Welcoming the change of policy stance to ‘accommodative’, Garima Kapoor, economist at Mumbai-based Elara Capital says that “it will pave way for transmission to lending rates, which so far have been inadequate.” Kapoor is of the view that RBI’s monetary policy committee will cut rates by an additional 50 basis points through the year while continuing to fine tune liquidity support through a combination of open market operations (OMO) purchases, forex swap and cash reserve ratio (CRR) cut.
The other cause of stance change was the inflation scenario, primarily food inflation. RBI noted that the summer pick-up in vegetable prices has been sharper than expected, though this may be accompanied by a correspondingly larger reversal during autumn and winter.
According to RBI, more recent information also suggests a broad-based pick-up in prices in several food items. “This has imparted an upward bias to the near-term trajectory of food inflation,” says RBI. Secondly, a significant weakening of domestic and external demand conditions appear to have led to a sharp broad-based decline of 60 basis points in inflation excluding food and fuel in April; this has imparted a downward bias to the inflation trajectory for the rest of the year, says RBI. Thirdly, RBI notes that, crude prices have continued to be volatile.

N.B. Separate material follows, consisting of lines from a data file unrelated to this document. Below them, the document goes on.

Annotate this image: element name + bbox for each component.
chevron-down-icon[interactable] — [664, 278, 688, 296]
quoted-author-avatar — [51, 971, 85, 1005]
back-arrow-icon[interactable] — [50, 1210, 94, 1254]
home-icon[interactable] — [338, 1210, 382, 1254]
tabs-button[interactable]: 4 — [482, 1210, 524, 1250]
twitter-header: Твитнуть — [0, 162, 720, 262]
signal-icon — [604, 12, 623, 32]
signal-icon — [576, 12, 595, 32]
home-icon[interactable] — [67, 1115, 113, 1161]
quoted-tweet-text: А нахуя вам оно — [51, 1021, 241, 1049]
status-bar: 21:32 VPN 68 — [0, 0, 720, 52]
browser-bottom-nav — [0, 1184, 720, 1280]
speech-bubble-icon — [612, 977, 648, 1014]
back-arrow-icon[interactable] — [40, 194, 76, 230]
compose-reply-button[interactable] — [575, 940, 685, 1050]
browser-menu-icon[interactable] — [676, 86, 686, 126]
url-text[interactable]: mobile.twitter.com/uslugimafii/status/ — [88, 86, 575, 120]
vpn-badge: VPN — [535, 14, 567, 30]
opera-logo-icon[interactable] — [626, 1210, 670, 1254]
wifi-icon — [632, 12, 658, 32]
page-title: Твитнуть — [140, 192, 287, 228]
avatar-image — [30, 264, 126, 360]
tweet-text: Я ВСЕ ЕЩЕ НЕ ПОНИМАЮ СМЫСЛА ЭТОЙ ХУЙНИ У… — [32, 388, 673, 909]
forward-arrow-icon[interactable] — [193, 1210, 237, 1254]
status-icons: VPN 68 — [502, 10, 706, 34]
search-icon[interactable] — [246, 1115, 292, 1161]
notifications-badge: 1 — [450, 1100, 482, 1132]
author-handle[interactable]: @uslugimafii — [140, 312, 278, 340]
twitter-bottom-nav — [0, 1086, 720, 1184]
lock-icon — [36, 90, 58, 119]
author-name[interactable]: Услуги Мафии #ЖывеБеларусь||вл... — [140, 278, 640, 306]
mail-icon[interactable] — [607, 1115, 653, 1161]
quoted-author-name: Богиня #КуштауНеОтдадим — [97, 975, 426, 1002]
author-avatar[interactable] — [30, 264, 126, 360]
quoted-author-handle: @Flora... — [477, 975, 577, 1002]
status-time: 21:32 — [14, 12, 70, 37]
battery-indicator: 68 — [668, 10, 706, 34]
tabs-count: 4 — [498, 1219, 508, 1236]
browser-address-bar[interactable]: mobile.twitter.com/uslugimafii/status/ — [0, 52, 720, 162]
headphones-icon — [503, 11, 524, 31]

However, its impact on consumer price inflation (CPI) has been muted so far due to incomplete pass-through. Fourthly, near-term inflation expectations of households have continued to moderate. Taking into consideration these factors, the impact of recent policy rate cuts and expectations of a normal monsoon in 2019, the path of CPI inflation is revised by RBI to 3.0-3.1% for H1:FY20 and to 3.4-3.7% for H2:FY20. “Risks around the baseline inflation trajectory emanate from uncertainties relating to the monsoon, unseasonal spikes in vegetable prices, international fuel prices and their pass-through to domestic prices, geo-political tensions, financial market volatility and the fiscal scenario,” RBI warned.
While markets are not cheering the RBI rate action, credit rating agency India Ratings and Research believes that the rate cut is unlikely to stimulate demand in the near term due to the absence of quick resonance in the financial market. Despite the RBI cutting policy rate by 50 basis points so far in 2019, banks have not adjusted their lending/deposit rate accordingly. “On the contrary, a number of banks have raised their deposit rates to mobilise funds,” India Ratings and Research notes. “More than the rate cut it is the transmission of the rate cut into the economy that has emerged as a bigger challenge,” the rating agency adds. The agency further notes that it is well known that the impact of the monetary policy on the Indian economy is felt with a significant lag, but the situation at the current juncture has become further complicated due to the ongoing crisis in both – the banking and the shadow banking sectors. “While banks are struggling with high NPAs, NBFCs are struggling with solvency issues leading to credit freeze.”
Given the challenges that the economy is facing at domestic as well as global front, the hat-trick on rate cut from RBI remains lacklustre.